In der Ausstellung wird außerdem die Bekleidung für den Skisport ausgestellt. Die ausgestellten Kleidungsstücke kann man auch mit Fotos und Plakaten aus der damaligen Zeit vergleichen. Eva Uchalová dazu:"Zum Skisport hat man eine normale Bekleidung getragen. Die Damen hatten Röcke und Mäntel, beziehungsweise Kostüme aus Wolle an. Hier kann man zwei solche Kostüme sehen, in denen die Damen Ski fuhren. Die Skier sowie Schlittschuhe haben wir für die Ausstellung vom Sportmuseum ausgeliehen. Die Kostüme sind durch Muffe ergänzt, die beliebt waren, da sie sehr warm waren. Sie sahen zwar dekorativ aus, aber haben ihren Zweck erfüllt. Die gesamte Kleiderschau, die hier zu sehen ist, wurde anhand von historischen Fotos zusammengestellt. Ich blättere ständig durch historische Zeitschriften und suche nach Material, um möglichst authentische Exemplare von Sportmode auszustellen."
Mit einigen Kleidungsstücken und Bildern wird in der Ausstellung die Tätigkeit der bereits erwähnten Sportorganisation "Sokol" dokumentiert. Der weitere Teil der Ausstellung umfasst die Sportmode aus den Jahren 1918 bis 1948. Hier handelt es sich schon um sehr spezielle Sportbekleidung - mit der Skisportmode an der Spitze.
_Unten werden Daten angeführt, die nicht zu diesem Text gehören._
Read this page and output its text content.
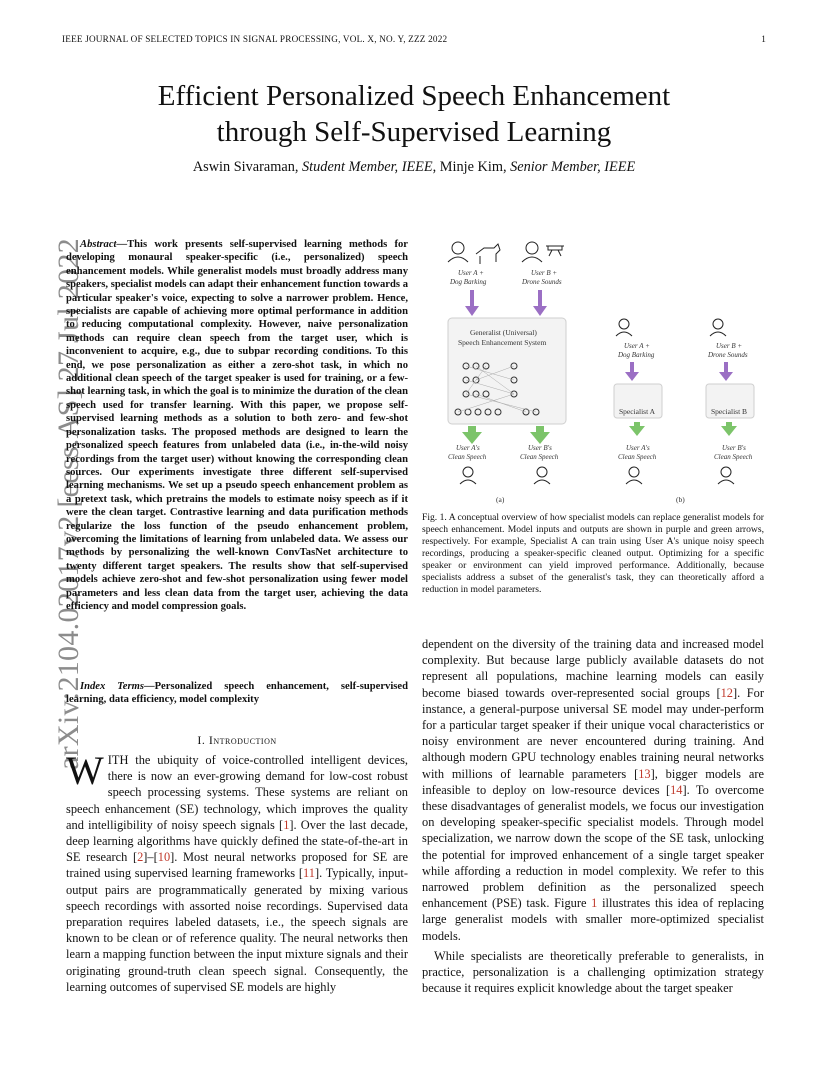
IEEE JOURNAL OF SELECTED TOPICS IN SIGNAL PROCESSING, VOL. X, NO. Y, ZZZ 2022	1
Efficient Personalized Speech Enhancement
through Self-Supervised Learning
Aswin Sivaraman, Student Member, IEEE, Minje Kim, Senior Member, IEEE
arXiv:2104.02017v2 [eess.AS] 27 Jul 2022
Abstract—This work presents self-supervised learning methods for developing monaural speaker-specific (i.e., personalized) speech enhancement models. While generalist models must broadly address many speakers, specialist models can adapt their enhancement function towards a particular speaker's voice, expecting to solve a narrower problem. Hence, specialists are capable of achieving more optimal performance in addition to reducing computational complexity. However, naive personalization methods can require clean speech from the target user, which is inconvenient to acquire, e.g., due to subpar recording conditions. To this end, we pose personalization as either a zero-shot task, in which no additional clean speech of the target speaker is used for training, or a few-shot learning task, in which the goal is to minimize the duration of the clean speech used for transfer learning. With this paper, we propose self-supervised learning methods as a solution to both zero- and few-shot personalization tasks. The proposed methods are designed to learn the personalized speech features from unlabeled data (i.e., in-the-wild noisy recordings from the target user) without knowing the corresponding clean sources. Our experiments investigate three different self-supervised learning mechanisms. We set up a pseudo speech enhancement problem as a pretext task, which pretrains the models to estimate noisy speech as if it were the clean target. Contrastive learning and data purification methods regularize the loss function of the pseudo enhancement problem, overcoming the limitations of learning from unlabeled data. We assess our methods by personalizing the well-known ConvTasNet architecture to twenty different target speakers. The results show that self-supervised models achieve zero-shot and few-shot personalization using fewer model parameters and less clean data from the target user, achieving the data efficiency and model compression goals.
Index Terms—Personalized speech enhancement, self-supervised learning, data efficiency, model complexity
I. Introduction
WITH the ubiquity of voice-controlled intelligent devices, there is now an ever-growing demand for low-cost robust speech processing systems. These systems are reliant on speech enhancement (SE) technology, which improves the quality and intelligibility of noisy speech signals [1]. Over the last decade, deep learning algorithms have quickly defined the state-of-the-art in SE research [2]–[10]. Most neural networks proposed for SE are trained using supervised learning frameworks [11]. Typically, input-output pairs are programmatically generated by mixing various speech recordings with assorted noise recordings. Supervised data preparation requires labeled datasets, i.e., the speech signals are known to be clean or of reference quality. The neural networks then learn a mapping function between the input mixture signals and their originating ground-truth clean speech signal. Consequently, the learning outcomes of supervised SE models are highly
User A +
Dog Barking
User B +
Drone Sounds
Generalist (Universal)
Speech Enhancement System
User A's
Clean Speech
User B's
Clean Speech
(a)
User A +
Dog Barking
User B +
Drone Sounds
Specialist A	Specialist B
User A's
Clean Speech
User B's
Clean Speech
(b)
Fig. 1. A conceptual overview of how specialist models can replace generalist models for speech enhancement. Model inputs and outputs are shown in purple and green arrows, respectively. For example, Specialist A can train using User A's unique noisy speech recordings, producing a speaker-specific cleaned output. Optimizing for a specific speaker or environment can yield improved performance. Additionally, because specialists address a subset of the generalist's task, they can theoretically afford a reduction in model parameters.

dependent on the diversity of the training data and increased model complexity. But because large publicly available datasets do not represent all populations, machine learning models can easily become biased towards over-represented social groups [12]. For instance, a general-purpose universal SE model may under-perform for a particular target speaker if their unique vocal characteristics or noisy environment are never encountered during training. And although modern GPU technology enables training neural networks with millions of learnable parameters [13], bigger models are infeasible to deploy on low-resource devices [14]. To overcome these disadvantages of generalist models, we focus our investigation on developing speaker-specific specialist models. Through model specialization, we narrow down the scope of the SE task, unlocking the potential for improved enhancement of a single target speaker while affording a reduction in model complexity. We refer to this narrowed problem definition as the personalized speech enhancement (PSE) task. Figure 1 illustrates this idea of replacing large generalist models with smaller more-optimized specialist models.

While specialists are theoretically preferable to generalists, in practice, personalization is a challenging optimization strategy because it requires explicit knowledge about the target speaker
"Es ist die Sportbekleidung vom ´norwegischen Typ´. Diese Bekleidung entwickelte sich seit dem Anfang des 20. Jahrhunderts. Sie war sehr beliebt, weil sie formal vollkommen war. Anfang der zwanziger Jahre tauchten Stimmen auf, die dieser Mode vorwarfen, dass sie angeblich an die Uniform der österreichischen Armee erinnert und allzu grau und dunkel sei. Trotzdem wurde diese Bekleidung viel getragen. Außerdem wurde die englische Sportmode getragen - die verschiedenen Windjacken mit Hosen."Ausgestellt wird auch ein Regenmantel von der Firma Bata, der die folgende Geschichte hat: 1938 kaufte ihn eine Krankenschwester, die sich damals auf die Mobilisierung vorbereitete. Sehr attraktiv ist der Reiteranzug des Stabskapitäns Frantisek Ventura, des Olympia-Siegers aus Amsterdam 1928. Aus der Zwischenkriegszeit stammt auch die höchst zweckmäßige Bekleidung für den Motor- und Automobilsport. Die Kuratorin hebt jedoch ein Exponat hervor:
"Den Höhepunkt stellt hier ein Fliegeroverall dar, der aus dem Historischen Institut der Armee ausgeliehen wurde. Es war ein Symbol der Zeit, ein Symbol der zweckmäßigen Bekleidung."Im abschließenden Teil der Ausstellung, in dem die Wintersportmode aus der Zeitetappe 1948 bis 2004 zu sehen ist, findet man Bekleidung für Skifahrer, Eiskunstläufer oder Bergwanderer. Bis auf eine einzige Ausnahme handelt es sich um Bekleidung für Hobbysportler. Diese Ausnahme stellt das Kostüm der berühmten tschechoslowakischen Eiskunstläuferin Aja Vrzanova dar, die 1949 und 1950 Weltmeisterin wurde. Nach der Weltmeisterschaft 1950 in London emigrierte sie und lebte seitdem in Großbritannien und in den USA, wo sie sich weiterhin mit dem Eiskunstlauf beschäftigte. Vrzanova hat ihre Heimat nie vergessen und seit der Wende von 1989 kommt sie oft nach Tschechien zu Besuch.
Die Ausstellung der Sportmode ist durch ein Begleitprogramm ergänzt, das die Besucher zur aktiven Mitarbeit anregt. Die Mitarbeiterin des Museums Vladimíra Sehnalíková dazu:"Sie können bei uns im Museum zwei Tätigkeiten ausprobieren. Einerseits können Sie hier selbst eine Sportbekleidung entwerfen. Den Entwurf können sie mit nach Hause nehmen oder ihn hier lassen und wir werden ihn eventuell ausstellen. Die zweite interessante Möglichkeit, sich an der Ausstellung des Museums zu beteiligen, ist die Mitwirkung an dem sog. "Fotoalbum der Besucher". Falls die Besucher ein interessantes Foto zum Thema Wintersport besitzen, können sie es mitbringen und gegebenenfalls durch eine kurze Geschichte ergänzen. Das Foto werden wir kopieren und es wird Bestandteil des Fotoalbums der Besucher. Die schönsten Fotos werden auf den Webseiten des Kunstgewerbemuseums veröffentlicht."
Soweit Vladimíra Sehnalíková vom Prager Kunstgewerbemuseum. Die Ausstellung mit dem Titel "Treib Sport und Bewegung" ist bis zum 13. März geöffnet.